Die Länder Südasiens können - wie die anderen Entwicklungsländer - auf dem Weltmarkt nicht in kapitalintensiven Branchen konkurrieren. Sie haben aber ein großes Reservoir an Arbeitskräften - sowohl unqualifizierte wie hoch qualfizierte. Arbeitsmigration hat in Südasien eine lange Tradition. Da die Beschäftigungs- und Verdienstmöglichkeiten in Südasien begrenzt sind, ist die Bereitschaft zur internationalen Migration gegeben – selbst wenn die Arbeitsbedingungen im Aufnahmeland schlecht sind. Die Beschäftigten der industrialisierten Länder hingegen sind weniger mobil. Bei gleicher Qualifikation fordern sie bessere Arbeitsbedingungen. Damit haben Südasiaten auf dem internationalen Arbeitsmarkt einen komparativen Verteil und das nicht nur bei den unqualifizierten Arbeitern.
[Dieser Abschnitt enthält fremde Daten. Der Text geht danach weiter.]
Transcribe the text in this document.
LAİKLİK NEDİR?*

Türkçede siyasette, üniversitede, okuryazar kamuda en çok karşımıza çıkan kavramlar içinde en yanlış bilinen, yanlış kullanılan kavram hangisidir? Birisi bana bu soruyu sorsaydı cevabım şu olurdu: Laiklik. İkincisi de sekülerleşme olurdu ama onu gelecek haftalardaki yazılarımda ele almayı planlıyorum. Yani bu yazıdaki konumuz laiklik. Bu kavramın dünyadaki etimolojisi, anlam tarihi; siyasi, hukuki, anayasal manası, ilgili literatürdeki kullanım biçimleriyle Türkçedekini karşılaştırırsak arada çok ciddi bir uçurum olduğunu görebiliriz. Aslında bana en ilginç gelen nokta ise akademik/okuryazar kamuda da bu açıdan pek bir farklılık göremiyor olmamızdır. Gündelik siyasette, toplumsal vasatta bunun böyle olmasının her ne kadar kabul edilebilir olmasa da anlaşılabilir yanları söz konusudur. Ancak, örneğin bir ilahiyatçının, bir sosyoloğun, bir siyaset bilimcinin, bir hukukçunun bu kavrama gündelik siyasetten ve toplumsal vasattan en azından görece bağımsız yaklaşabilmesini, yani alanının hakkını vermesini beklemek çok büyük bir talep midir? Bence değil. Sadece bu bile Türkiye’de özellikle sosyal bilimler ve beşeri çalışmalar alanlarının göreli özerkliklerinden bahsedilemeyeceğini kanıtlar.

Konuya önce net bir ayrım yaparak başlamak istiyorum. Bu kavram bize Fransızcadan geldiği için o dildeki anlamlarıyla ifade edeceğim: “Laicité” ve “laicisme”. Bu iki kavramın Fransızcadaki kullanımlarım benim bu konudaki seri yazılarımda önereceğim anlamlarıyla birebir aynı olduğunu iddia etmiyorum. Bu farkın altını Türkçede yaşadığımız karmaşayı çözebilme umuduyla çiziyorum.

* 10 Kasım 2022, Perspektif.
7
Nach den Grundsätzen der Volkswirtschaft – die beim Handel und Kapitalmarkt immer wieder zitiert werden - würden sowohl die entsendenden wie die aufnehmenden Länder von einer Liberalisierung bei der Arbeitsmigration profitieren. Trotzdem kommt es nicht dazu.

In der westlichen Welt herrscht Angst vor Einwanderung vor und überlagert alle ökonomischen Überlegungen. Es wird – auch wenn Volkswirte dies längst wiederlegt haben – argumentiert, dass Arbeitsmigration aus dem Süden die Arbeitslosigkeit im Norden vergrößern würde. Hinter diesem scheinbar wirtschaftlichen Grund liegen aber andere Ängste. Die Länder des Westens haben festgestellt, dass sie zwar Gastarbeiter gerufen haben, aber Menschen gekommen sind. Menschen, die nicht nur arbeiten sondern auch am sozialen und politischen Leben ihres Aufnahmelandes teilhaben, ob sie wollen oder nicht. Das aber bringt Änderungen mit sich, die auch Auswirkungen auf die Mehrheitsgesellschaft haben. Da diese nicht gewünscht sind, sollen die Grenzen für Arbeitsmigranten geschlossen bleiben.

Deshalb, so Christopher Ng vom Union Network International, bevorzugen die Regeln des Mode 4 der GATS die weltweite Mobilität von Arbeitnehmern innerhalb eines Unternehmens, beschränken aber jene von Arbeitern aus den Entwicklungsländern. Zusätzlich wirken eine ganze Reihe anderen Beschränkungen. So sind Visa und Arbeitsgenehmigungen für die industrialisierten Länder nur mit Schwierigkeiten zu bekommen. Berufliche Qualifikationen aus Entwicklungsländern werden nur dann problemlos anerkannt, wenn die Arbeitsmigration vom Aufnahmeland gewollt ist. Es gibt Quoten, Tests und Spezialregelungen, deren Ziel die Beschränkung der Mobilität sind.

Dabei wäre liberalisierte Arbeitsmigration effektive Entwicklungshilfe. Schon heute sind die Rücküberweisungen von Migranten nach Südasien ein wesentlicher Wirtschaftsfaktor. So betont auch der indische Arbeitsexperte Uday Verma in seinem Vortrag, dass die Emigration von Arbeitskräften von Vorteil für Indien sei. Die Überweisungen kommen nicht nur den Familien zugute, ein Teil wird auch investiert. Zudem kommen auf diesem Weg dringend benötigte Devisen ins Land.

Migration wirkt auch als Sicherheitsventil für die angespannten Arbeitsmärkte in Südasien. Häufig waren die Migranten in ihrem Herkunftsland arbeitslos – sowohl die unqualifizierten wie die hoch qualifizierten – und reduzieren durch ihren Weggang sowohl die Arbeitslosigkeit wie auch die Unzufriedenheit. Dies gilt insbesondere für bestimmte Regionen wie Kerala in Südindien. Pradeep Mehta von der indischen Organisation CUTS fügt hinzu, dass Arbeitsmigration nicht „brain drain“ sondern „brain gain“ bedeutet. Die Migranten kämen mit neuem Wissen zurück und könnten dies dann produktiv in ihrem Herkunftsland einsetzen.

Auch wenn für sie alle eine Liberalisierung der Arbeitsmigration im Interesse der südasiatischen Länder ist, sind sich die Teilnehmerinnen und Teilnehmer der Konferenz auch einig, dass Migranten auch viele Probleme mit sich bringt. Gerade im Nahen Osten arbeiten viele südasiatischen Migranten unter schlechten Arbeitsbedingungen. Versprechungen und internationale Normen werden oft nicht eingehalten. Insbesondere Frauen werden ausgebeutet und misshandelt. Daher fordert Christopher Ng, dass die Rechte von Arbeitsmigranten verbindlich geregelt werden und die Arbeitsnormen eingehalten werden.